One of my acquaintances was rear-ended at the end of a traffic jam on the Tokyo Metropolitan Expressway, and his motorcycle was scrapped at once, and he is still suffering from the aftereffects. Rear-end collisions happen all the time.

Pullover to the left edge to stop and show your presence with the brake lights.

What should I do to avoid being rear-ended? In my case, as mentioned above, when I get a bad feeling, I try to pull over to the left side of the road and stop. Even if the following car can't stop, if you stay on the edge, it might let you through just in time.
However, there is also a problem with this: when you stop at the edge of the road, the car behind you will think you are giving way and will often pass you. This can be misinterpreted as a sign that says "go ahead," and may endanger pedestrians who are trying to cross the street. Compared to cars, motorcycles are vulnerable to traffic. It is frustrating that we can only do our best while watching the situation at the time.

Whenever I come to a stop, I always look in my rearview mirror to see what's going on behind me, and when I have enough room, I use the pumping brake to slow down while flashing my brake lights.
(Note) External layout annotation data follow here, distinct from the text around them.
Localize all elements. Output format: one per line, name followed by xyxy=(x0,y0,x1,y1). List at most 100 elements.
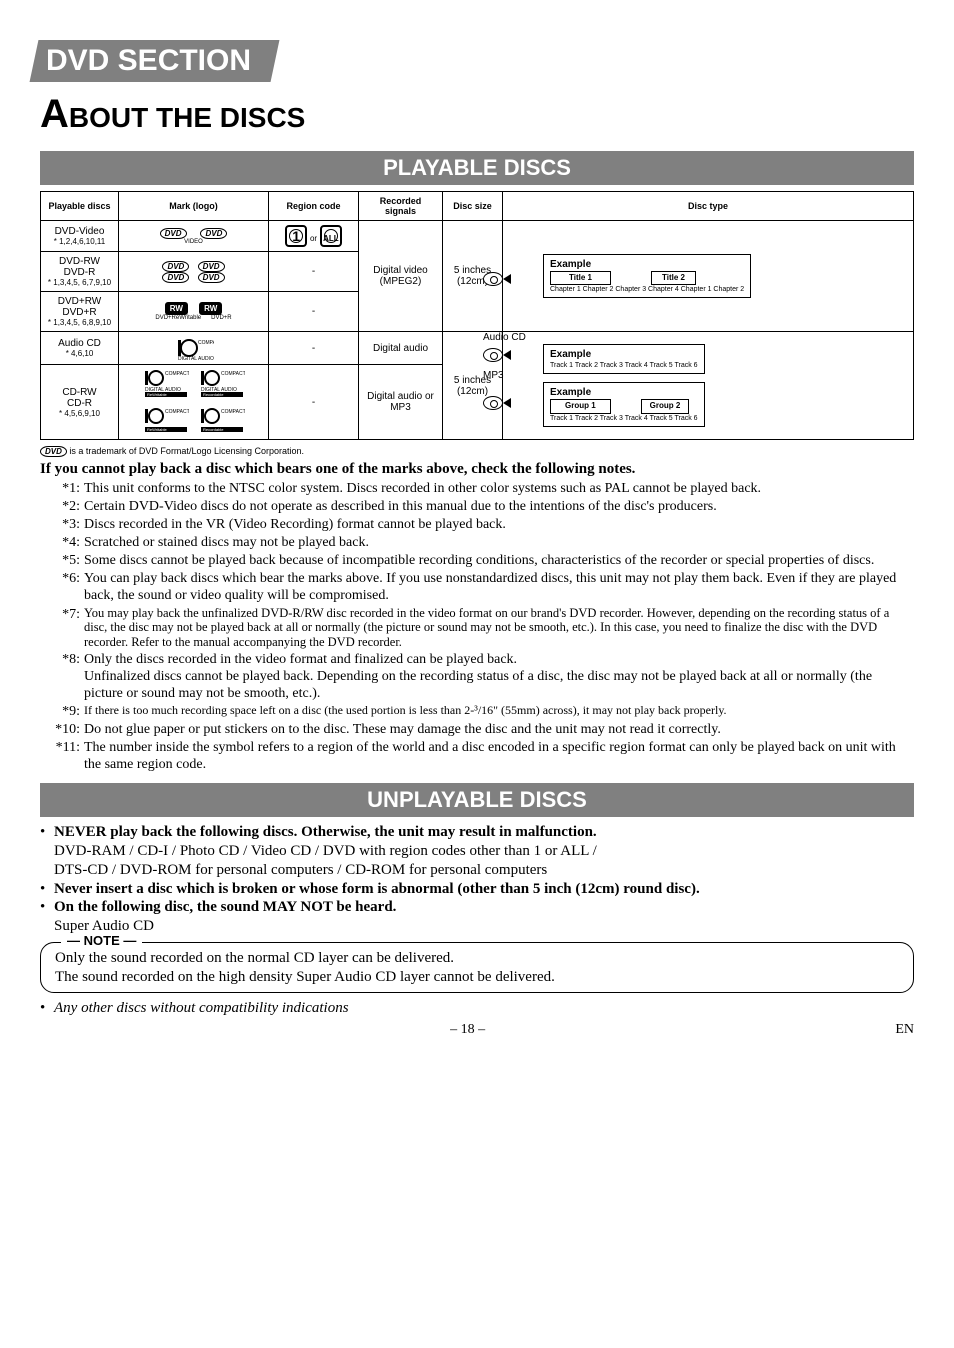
dvd-logo-icon: DVD xyxy=(160,228,187,239)
mp3-label: MP3 xyxy=(483,370,504,381)
groups-row: Group 1 Group 2 xyxy=(550,399,698,413)
trademark-text: is a trademark of DVD Format/Logo Licens… xyxy=(69,446,304,456)
row-audiocd: Audio CD * 4,6,10 COMPACT DIGITAL AUDIO … xyxy=(41,332,914,365)
b3a: On the following disc, the sound MAY NOT… xyxy=(54,899,396,915)
svg-text:COMPACT: COMPACT xyxy=(221,371,245,377)
cell-type-video: Example Title 1 Title 2 Chapter 1 Chapte… xyxy=(503,221,914,332)
group-2: Group 2 xyxy=(641,399,690,413)
b1c: DTS-CD / DVD-ROM for personal computers … xyxy=(54,862,547,878)
cell-mark: DVD DVD VIDEO xyxy=(119,221,269,252)
bullet-row: • NEVER play back the following discs. O… xyxy=(40,823,914,879)
cell-region: - xyxy=(269,252,359,292)
dvd-r-logo-icon: DVD xyxy=(162,272,189,283)
note-item: *3:Discs recorded in the VR (Video Recor… xyxy=(50,516,914,533)
note-item: *11:The number inside the symbol refers … xyxy=(50,739,914,773)
region-or: or xyxy=(310,234,317,243)
note-item: *1:This unit conforms to the NTSC color … xyxy=(50,480,914,497)
cd-recordable-icon: COMPACTDIGITAL AUDIORecordable xyxy=(199,369,245,397)
arrow-icon xyxy=(503,274,511,284)
th-playable: Playable discs xyxy=(41,192,119,221)
chapters-row: Chapter 1 Chapter 2 Chapter 3 Chapter 4 … xyxy=(550,285,744,294)
mp3-example: MP3 Example Group 1 Group 2 Track 1 Trac… xyxy=(513,382,909,426)
table-header-row: Playable discs Mark (logo) Region code R… xyxy=(41,192,914,221)
arrow-icon xyxy=(503,350,511,360)
svg-text:Recordable: Recordable xyxy=(203,427,224,432)
disc-note: * 4,6,10 xyxy=(45,349,114,358)
bullet-row: • Any other discs without compatibility … xyxy=(40,999,914,1018)
svg-text:Recordable: Recordable xyxy=(203,392,224,397)
title-bigletter: A xyxy=(40,92,69,136)
discs-table: Playable discs Mark (logo) Region code R… xyxy=(40,191,914,440)
tracks-row: Track 1 Track 2 Track 3 Track 4 Track 5 … xyxy=(550,414,698,423)
cell-signals: Digital audio or MP3 xyxy=(359,365,443,440)
disc-note: * 4,5,6,9,10 xyxy=(45,409,114,418)
disc-name: CD-RW CD-R xyxy=(45,387,114,409)
note-item: *6:You can play back discs which bear th… xyxy=(50,570,914,604)
note-line1: Only the sound recorded on the normal CD… xyxy=(55,949,899,968)
playable-band: PLAYABLE DISCS xyxy=(40,151,914,185)
svg-text:COMPACT: COMPACT xyxy=(165,371,189,377)
page-lang: EN xyxy=(895,1022,914,1038)
disc-note: * 1,3,4,5, 6,7,9,10 xyxy=(45,278,114,287)
rw-logo-icon: RW xyxy=(199,302,222,315)
note-item: *2:Certain DVD-Video discs do not operat… xyxy=(50,498,914,515)
cell-signals: Digital audio xyxy=(359,332,443,365)
bullet-icon: • xyxy=(40,898,54,936)
dvd-r-logo-icon: DVD xyxy=(198,272,225,283)
notes-list: *1:This unit conforms to the NTSC color … xyxy=(40,480,914,773)
cd-rewritable-icon: COMPACTDIGITAL AUDIOReWritable xyxy=(143,369,189,397)
page-number: – 18 – xyxy=(450,1022,485,1038)
disc-name: DVD-Video xyxy=(45,226,114,237)
titles-row: Title 1 Title 2 xyxy=(550,271,744,285)
example-box: Example Title 1 Title 2 Chapter 1 Chapte… xyxy=(543,254,751,298)
dvd-rw-logo-icon: DVD xyxy=(162,261,189,272)
note-item: *10:Do not glue paper or put stickers on… xyxy=(50,721,914,738)
example-box: Example Track 1 Track 2 Track 3 Track 4 … xyxy=(543,344,705,374)
cell-name: DVD-Video * 1,2,4,6,10,11 xyxy=(41,221,119,252)
svg-text:COMPACT: COMPACT xyxy=(221,409,245,415)
svg-text:ReWritable: ReWritable xyxy=(147,427,167,432)
disc-eye-icon xyxy=(483,272,503,286)
disc-name: Audio CD xyxy=(45,338,114,349)
th-type: Disc type xyxy=(503,192,914,221)
arrow-icon xyxy=(503,398,511,408)
unplayable-band: UNPLAYABLE DISCS xyxy=(40,783,914,817)
cell-name: CD-RW CD-R * 4,5,6,9,10 xyxy=(41,365,119,440)
bullet-icon: • xyxy=(40,880,54,899)
note-item: *7:You may play back the unfinalized DVD… xyxy=(50,606,914,650)
cell-region: 1 or ALL xyxy=(269,221,359,252)
bullet-text: Any other discs without compatibility in… xyxy=(54,999,914,1018)
audiocd-example: Audio CD Example Track 1 Track 2 Track 3… xyxy=(513,344,909,374)
cell-region: - xyxy=(269,292,359,332)
example-box: Example Group 1 Group 2 Track 1 Track 2 … xyxy=(543,382,705,426)
th-signals: Recorded signals xyxy=(359,192,443,221)
cell-name: Audio CD * 4,6,10 xyxy=(41,332,119,365)
note-item: *8:Only the discs recorded in the video … xyxy=(50,651,914,702)
svg-text:COMPACT: COMPACT xyxy=(198,340,214,346)
example-wrap: Example Title 1 Title 2 Chapter 1 Chapte… xyxy=(513,254,909,298)
unplayable-bullets: • NEVER play back the following discs. O… xyxy=(40,823,914,1018)
bullet-icon: • xyxy=(40,999,54,1018)
dvd-rw-logo-icon: DVD xyxy=(198,261,225,272)
b2: Never insert a disc which is broken or w… xyxy=(54,881,700,897)
note-label: NOTE xyxy=(61,933,142,949)
cell-name: DVD-RW DVD-R * 1,3,4,5, 6,7,9,10 xyxy=(41,252,119,292)
title-1: Title 1 xyxy=(550,271,611,285)
b1a: NEVER play back the following discs. Oth… xyxy=(54,824,597,840)
section-header: DVD SECTION xyxy=(30,40,280,82)
page-title: ABOUT THE DISCS xyxy=(40,92,914,137)
cell-mark: COMPACT DIGITAL AUDIO xyxy=(119,332,269,365)
example-label: Example xyxy=(550,386,698,399)
svg-text:ReWritable: ReWritable xyxy=(147,392,167,397)
th-size: Disc size xyxy=(443,192,503,221)
th-region: Region code xyxy=(269,192,359,221)
logo-sub: DVD+ReWritable DVD+R xyxy=(123,315,264,321)
disc-note: * 1,2,4,6,10,11 xyxy=(45,237,114,246)
cell-signals: Digital video (MPEG2) xyxy=(359,221,443,332)
bullet-text: NEVER play back the following discs. Oth… xyxy=(54,823,914,879)
cell-name: DVD+RW DVD+R * 1,3,4,5, 6,8,9,10 xyxy=(41,292,119,332)
note-item: *9:If there is too much recording space … xyxy=(50,703,914,720)
cell-mark: COMPACTDIGITAL AUDIOReWritable COMPACTDI… xyxy=(119,365,269,440)
cell-region: - xyxy=(269,332,359,365)
th-mark: Mark (logo) xyxy=(119,192,269,221)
In some cases, I even dare to flash the brake lights after stopping to show my presence. On dark night roads, he sometimes turns on his hazard lights. And I'm always on the lookout so that if something happens, I can immediately scramble to launch and avoid danger (which I may not be able to do).

Is mandatory automatic braking a ray of hope?

And even though I think I'm making various efforts, I'm still leaving it up to chance. Human beings are forgetful, uneven, and often make mistakes, and no amount of harsher penalties will eliminate accidents. There are also differences in driving ability and aptitude. Ultimately, we will have to wait for the spread of safe driving support systems such as automatic brakes (collision damage reduction brakes).

Incidentally, the installation of automatic brakes will become compulsory for new Japanese passenger cars in November 2021. I can't deny that it's a bit of a long shot, but I'd really like to see this become a top priority. This does not guarantee complete safety, but unfortunately it is the best we can hope for at the moment.